Alex Silva, Daniel Teixeira e Dida Sampaio/Estadão
Alex Silva, Daniel Teixeira e Dida Sampaio/Estadão

Em debate, FHC, Temer e Sarney pregam diálogo entre Poderes para superação da crise

Ex-presidente fazem defesa firme da democracia no evento ‘Um Novo Rumo Para o Brasil’

Marcelo de Moraes, O Estado de S.Paulo

15 de setembro de 2021 | 22h07

Numa defesa firme da democracia e da liberdade, os ex-presidentes Fernando Henrique Cardoso, Michel Temer e José Sarney pregaram a necessidade de um amplo diálogo entre os Poderes para a superação da crise política no País. Ao participarem da abertura do debate “Um Novo Rumo Para o Brasil”, organizado pelo MDB, PSDB, DEM e Cidadania, os três reconheceram, entretanto, que muitas vezes os limites constitucionais são ultrapassados pelos Poderes.

“Eu percebo, com muita frequência, que as instituições saem do seu quadrado constitucional”, disse Temer. “Eu chamo de quadrado constitucional as competências e as funções que foram dadas pela soberania popular”, acrescentou. 

O ex-presidente participou na semana passada de uma articulação para garantir a moderação nas ameaças de Jair Bolsonaro contra o Supremo Tribunal Federal e alguns de seus ministros.
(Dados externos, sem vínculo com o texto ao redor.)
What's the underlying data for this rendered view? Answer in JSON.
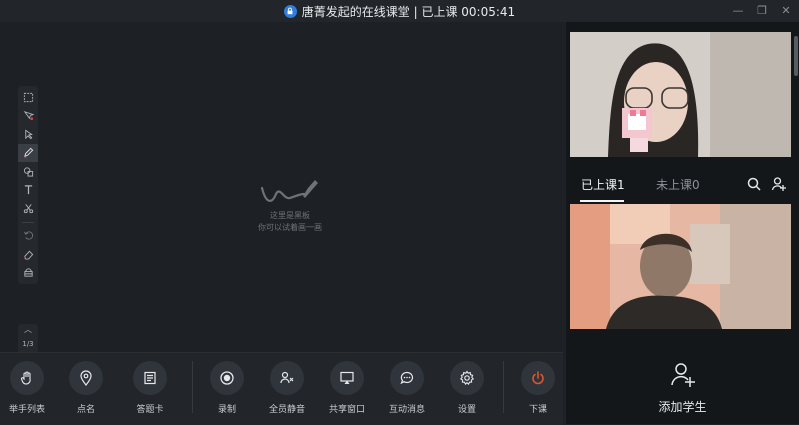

Temer foi responsável pela confecção de uma “Declaração à Nação”, na qual Bolsonaro sinaliza um recuo de seus ataques mais fortes ao STF. Na Corte, porém, o movimento foi visto apenas como um gesto estratégico, sem confiabilidade.

Temer não foi o único a reconhecer os excessos no exercício dos papéis dos Poderes. “Judicializaram a política e politizaram a Justiça”, afirmou Sarney, atribuindo a frase ao ex-presidente do Supremo Nelson Jobim, que fez a exposição de abertura do debate. Na sua apresentação, Jobim demonstrou preocupação com o clima político do País e também com o que definiu como “disfuncionalidade” das instituições.

“Se querem chamar toda essa disfuncionalidade de crise, precisamos apresentar soluções. Vamos procurar a verdade nos fatos e não em palavras”, propôs. E citou o caso específico do que viu ocorrer no Judiciário. “A disfuncionalidade no Poder Judiciário foi agravada pela TV Justiça. O que deveria ser um mecanismo de transparência foi apropriado como instrumento visibilidade individual”, lamentou.

Ruptura

A preocupação com um risco de ruptura institucional também foi discutida. Sem citar o nome de Bolsonaro e fazendo forte defesa da democracia, Fernando Henrique Cardoso disse confiar que não haverá um rompimento entre as instituições apesar do clima hostil. “Acho que a estabilidade não está a perigo no momento. O povo gostou de votar. Dia de eleição é dia de festa no Brasil. Isso entranhou na alma brasileira”, afirmou.

E o ex-presidente lembrou da transitoriedade do posto à frente do Planalto. “Mesmo que um presidente não queira, ele vai passar. Como nós passamos. Porque a consciência nacional não permite que seja diferente. Ser militar ou não, não importa”, disse. “Reitero o que já disse: o fato de estarmos juntos aqui, como uma família, mostra que isso não nos deformou. A liberdade e a democracia são valores maiores para todos nós”, explicou Fernando Henrique.

Entre os dirigentes partidários que participaram do debate, ficou claro o alinhamento com a defesa da democracia, mas também com a preocupação em torno de uma agenda que atenda a população em relação ao emprego e combate à inflação, por exemplo.

“Vamos conversar com todos os partidos que defendem a democracia. É triste ter que discutir se há risco de ruptura institucional, quando tantos problemas concretos afligem nosso povo”, defendeu ACM Neto, presidente do DEM.